The purpose of this blog is to chronicle the next 9(ish) months of my life until I present my senior project. The project I have chosen is an 18 outfit, 38 piece fashion line, which will be entirely designed and made by me.

Wednesday, July 6, 2011

Copper Half Sleeve Jacket Test...

I was going to cheat again and use one of the coat patterns that I already have, but I wanted to extend the side back panel inward more, to allude to the gargoyle wings outside of Notre Dame, so I just decided to do it for real (i.e. tape lines representing seams on my dress form and pinning and cutting fabric to match the pieces, then transferring it to paper).






After I did this (surprisingly, it didn't take long), I cut out the pieces on some stashed black lining fabric that I've had for a while.







A few weeks ago, a friend of mine came up to me and asked if I would be able to make a few costumes for the summer musical that's put on in my town. I usually participate in the musical, but with my summer classes and this massive project, I had no time. I agreed to a few small costumes, which shouldn't take too much time away from my project. Anyways, what they needed was a long jacket for a magician character. The black fabric I had was perfect for it, and I had some purple satin left over from a dress I made last year for accents (the color theme for the show is dark purple and rust). The character is meant to be a bad magician, so when it came time to put on the buttons I figured it wouldn't matter so much that I didn't have five that matched...

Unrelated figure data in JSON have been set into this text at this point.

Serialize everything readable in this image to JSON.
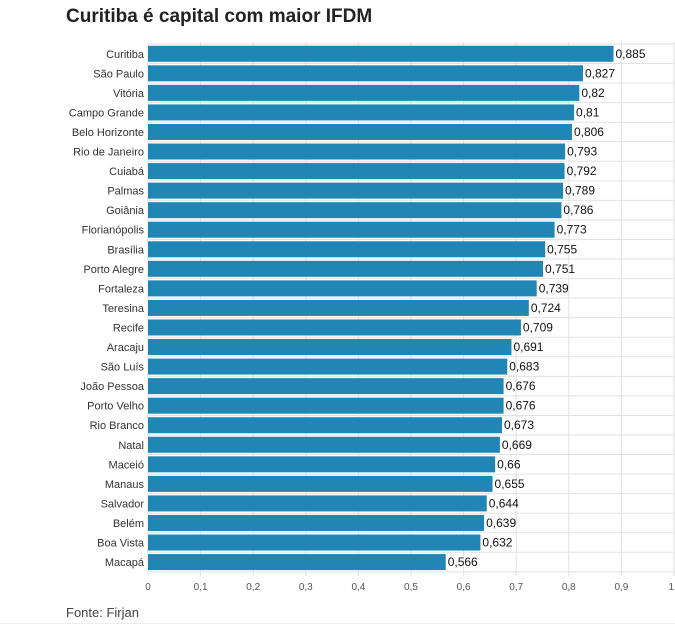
{
  "chart_data": {
    "type": "bar",
    "orientation": "horizontal",
    "title": "Curitiba é capital com maior IFDM",
    "source": "Fonte: Firjan",
    "categories": [
      "Curitiba",
      "São Paulo",
      "Vitória",
      "Campo Grande",
      "Belo Horizonte",
      "Rio de Janeiro",
      "Cuiabá",
      "Palmas",
      "Goiânia",
      "Florianópolis",
      "Brasília",
      "Porto Alegre",
      "Fortaleza",
      "Teresina",
      "Recife",
      "Aracaju",
      "São Luís",
      "João Pessoa",
      "Porto Velho",
      "Rio Branco",
      "Natal",
      "Maceió",
      "Manaus",
      "Salvador",
      "Belém",
      "Boa Vista",
      "Macapá"
    ],
    "values": [
      0.885,
      0.827,
      0.82,
      0.81,
      0.806,
      0.793,
      0.792,
      0.789,
      0.786,
      0.773,
      0.755,
      0.751,
      0.739,
      0.724,
      0.709,
      0.691,
      0.683,
      0.676,
      0.676,
      0.673,
      0.669,
      0.66,
      0.655,
      0.644,
      0.639,
      0.632,
      0.566
    ],
    "value_labels": [
      "0,885",
      "0,827",
      "0,82",
      "0,81",
      "0,806",
      "0,793",
      "0,792",
      "0,789",
      "0,786",
      "0,773",
      "0,755",
      "0,751",
      "0,739",
      "0,724",
      "0,709",
      "0,691",
      "0,683",
      "0,676",
      "0,676",
      "0,673",
      "0,669",
      "0,66",
      "0,655",
      "0,644",
      "0,639",
      "0,632",
      "0,566"
    ],
    "xlim": [
      0,
      1
    ],
    "xticks": [
      0,
      0.1,
      0.2,
      0.3,
      0.4,
      0.5,
      0.6,
      0.7,
      0.8,
      0.9,
      1
    ],
    "xtick_labels": [
      "0",
      "0,1",
      "0,2",
      "0,3",
      "0,4",
      "0,5",
      "0,6",
      "0,7",
      "0,8",
      "0,9",
      "1"
    ],
    "xlabel": "",
    "ylabel": "",
    "grid": true,
    "legend": false,
    "colors": {
      "bar": "#1f86b5",
      "gridline": "#e2e2e2"
    }
  }
}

For a pattern test garment, I think it's pretty good. The insides aren't finished, since it's just meant for the stage, but I made sure to make it as well as I could anyways. The pattern, sadly, didn't work out as well as I was hoping it would. My dress form doesn't have nearly as long of a torso as I do, so when I tried on the jacket, it looked like it was meant for someone shorter (luckily the actress playing the part is shorter than me). I added an inch and a half to the waistline of the pattern, and am planning to try again soon (I'm definitely making another test jacket before I cut into that perfect fabric--it was on clearance, and it was the last bolt!).

I really like how well the back turned out. There's a small amount of strange puckering, but that shouldn't be too hard to fix.

Since I'm having such issues with this princess cut pattern, I think I'm just going to throw away the pattern I made for the dress the other day and start afresh. I really want these things to fit perfectly!